The government crackdown on gangs face fierce retaliation as violence rages in the country.
Ecuador’s security forces have stormed a major prison complex as part of a “war” between the government and powerful criminal gangs as police arrested the suspected killers of a prosecutor.
Hundreds of soldiers and police launched an operation on Thursday in a vast penitentiary complex in the port city of Guayaquil – the same one from which gang boss Adolfo Macias, alias “Fito”, escaped last week.
The jailbreak sparked a government crackdown and, in turn, fierce retaliation from criminal groups.
After Thursday’s raid, the army shared photos of cuffed inmates in their underwear lying face down in prison courtyards.
Similar images have been released in recent days as the government tries to wrest control of prisons back from the gangs.
Uniformed officers are “in control of the external and internal perimeter of the penitentiary complex” at Guayaquil, the army wrote on X.
Meanwhile, two suspects were arrested for their alleged role in the prosecutor’s shooting death, police commander Cesar Zapata said on social media on Thursday. A rifle, two pistols and two cars were seized as “evidence”.
Prosecutor Cesar Suarez was gunned down on Wednesday in his car on the streets of Guayaquil, which has become a dangerous hub for the export of cocaine from neighbouring countries.
The slain prosecutor had been in charge of the investigation into last week’s live-broadcast assault by gangsters on a state-owned TV studio, also in Guayaquil.
State of emergency
Al Jazeera’s Alessandro Rampietti, reporting from neighbouring Colombia, said security forces were concerned that the inmates might have been heavily armed in the Guayaquil prison they raided.
“However, there has been no confrontation with the police and soldiers who intervened in the prison,” he said from Bogota.
“The killing of the prosecutors shows that despite having been hit hard, the gangs are willing and able to inflict damage on the government through high-profile assassinations,” he said. “It also tells us that the conflict will most likely continue for a long time.”
Once considered a bastion of peace in Latin America, Ecuador has been plunged into crisis after years of expansion by transnational cartels that use its ports to ship drugs to the United States and Europe.
In response to Fito’s escape, President Daniel Noboa imposed a 60-day state of emergency and nightly curfew.
The cartels reacted swiftly, threatening to execute civilians and security forces and taking hostage dozens of police and prison officials, who have since been released.

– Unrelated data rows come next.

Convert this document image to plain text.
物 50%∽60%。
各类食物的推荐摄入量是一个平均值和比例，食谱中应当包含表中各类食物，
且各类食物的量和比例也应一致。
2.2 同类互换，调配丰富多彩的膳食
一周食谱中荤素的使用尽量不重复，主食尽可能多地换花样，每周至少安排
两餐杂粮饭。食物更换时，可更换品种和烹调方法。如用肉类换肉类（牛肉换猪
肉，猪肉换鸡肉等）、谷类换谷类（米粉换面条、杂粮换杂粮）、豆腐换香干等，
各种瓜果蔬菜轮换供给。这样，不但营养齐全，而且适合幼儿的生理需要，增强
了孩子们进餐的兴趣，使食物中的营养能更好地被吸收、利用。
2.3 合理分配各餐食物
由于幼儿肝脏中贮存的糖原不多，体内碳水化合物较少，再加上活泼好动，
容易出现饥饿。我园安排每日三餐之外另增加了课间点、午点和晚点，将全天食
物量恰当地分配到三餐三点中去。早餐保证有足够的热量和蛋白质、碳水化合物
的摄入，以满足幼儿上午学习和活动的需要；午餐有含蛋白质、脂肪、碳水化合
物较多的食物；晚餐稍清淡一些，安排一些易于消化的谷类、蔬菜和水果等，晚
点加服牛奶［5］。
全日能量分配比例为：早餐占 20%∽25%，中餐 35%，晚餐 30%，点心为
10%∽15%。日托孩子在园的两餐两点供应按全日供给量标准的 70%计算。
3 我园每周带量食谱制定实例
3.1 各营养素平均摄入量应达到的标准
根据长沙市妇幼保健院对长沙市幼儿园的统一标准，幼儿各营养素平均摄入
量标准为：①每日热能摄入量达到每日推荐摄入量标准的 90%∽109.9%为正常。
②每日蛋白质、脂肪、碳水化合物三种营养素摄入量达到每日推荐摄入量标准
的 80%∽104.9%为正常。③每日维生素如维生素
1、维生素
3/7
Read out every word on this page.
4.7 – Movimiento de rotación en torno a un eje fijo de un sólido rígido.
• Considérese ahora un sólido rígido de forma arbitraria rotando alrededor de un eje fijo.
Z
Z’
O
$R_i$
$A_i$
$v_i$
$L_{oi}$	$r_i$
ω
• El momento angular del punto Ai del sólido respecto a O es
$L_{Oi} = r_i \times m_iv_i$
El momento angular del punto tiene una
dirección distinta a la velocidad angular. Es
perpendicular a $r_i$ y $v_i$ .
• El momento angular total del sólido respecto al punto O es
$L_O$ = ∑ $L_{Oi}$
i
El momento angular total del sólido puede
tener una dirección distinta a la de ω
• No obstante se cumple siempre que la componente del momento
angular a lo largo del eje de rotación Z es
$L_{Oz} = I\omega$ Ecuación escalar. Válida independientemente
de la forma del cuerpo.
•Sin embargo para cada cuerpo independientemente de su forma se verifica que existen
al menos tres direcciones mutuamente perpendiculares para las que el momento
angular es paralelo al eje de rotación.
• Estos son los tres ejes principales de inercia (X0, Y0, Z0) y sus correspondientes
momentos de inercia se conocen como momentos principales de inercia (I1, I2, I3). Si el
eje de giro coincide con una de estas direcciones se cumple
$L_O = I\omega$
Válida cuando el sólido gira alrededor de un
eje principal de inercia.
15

On January 9, attackers stormed the TV station, firing guns and forcing staff to lie on the ground as a woman could be heard pleading: “Don’t shoot. Please don’t shoot.”
Police entered the studio after about 30 minutes of chaos, arresting 13 assailants, many of them teenagers.
Noboa then declared the country to be in a “state of war,” deploying thousands of soldiers and police to patrol the streets, hunt down gang members, drugs, and weapons.
In the past nine days, they have carried out more than 23,000 operations and arrested 2,174 people – 158 of whom were wanted for “terrorism”, according to the army.
Investigators targeted
The uptick in violence comes weeks after Attorney General Diana Salazar announced an investigation highlighting links between the gangs and powerful state officials from judges to a former prison chief.
Salazar launched the “Metastasis” investigation after the prison death in 2022 of powerful drug lord Leandro Norero.
Her team scoured through chats and call logs from Norero’s cellphone, finding links to high-ranking officials who handed out favours in exchange for money, gold, prostitutes, apartments and other luxuries.
More than 900 people took part in the investigation, which resulted in more than 75 raids and dozens of arrests.
Those investigating the gangs have become targets.
Suarez had probed cases involving organised crime infiltration of the judicial system and corruption scandals linked to the purchases of medical equipment during the COVID-19 pandemic.
In June, another prosecutor, Leonardo Palacios, was shot dead in the town of Duran near Guayaquil, and in 2022, two prosecutors and a judge were shot in other parts of the country.
Anti-graft and anti-cartel presidential candidate Fernando Villavicencio was killed in a barrage of automatic gunfire after a campaign speech just weeks before elections last year that were won by Noboa.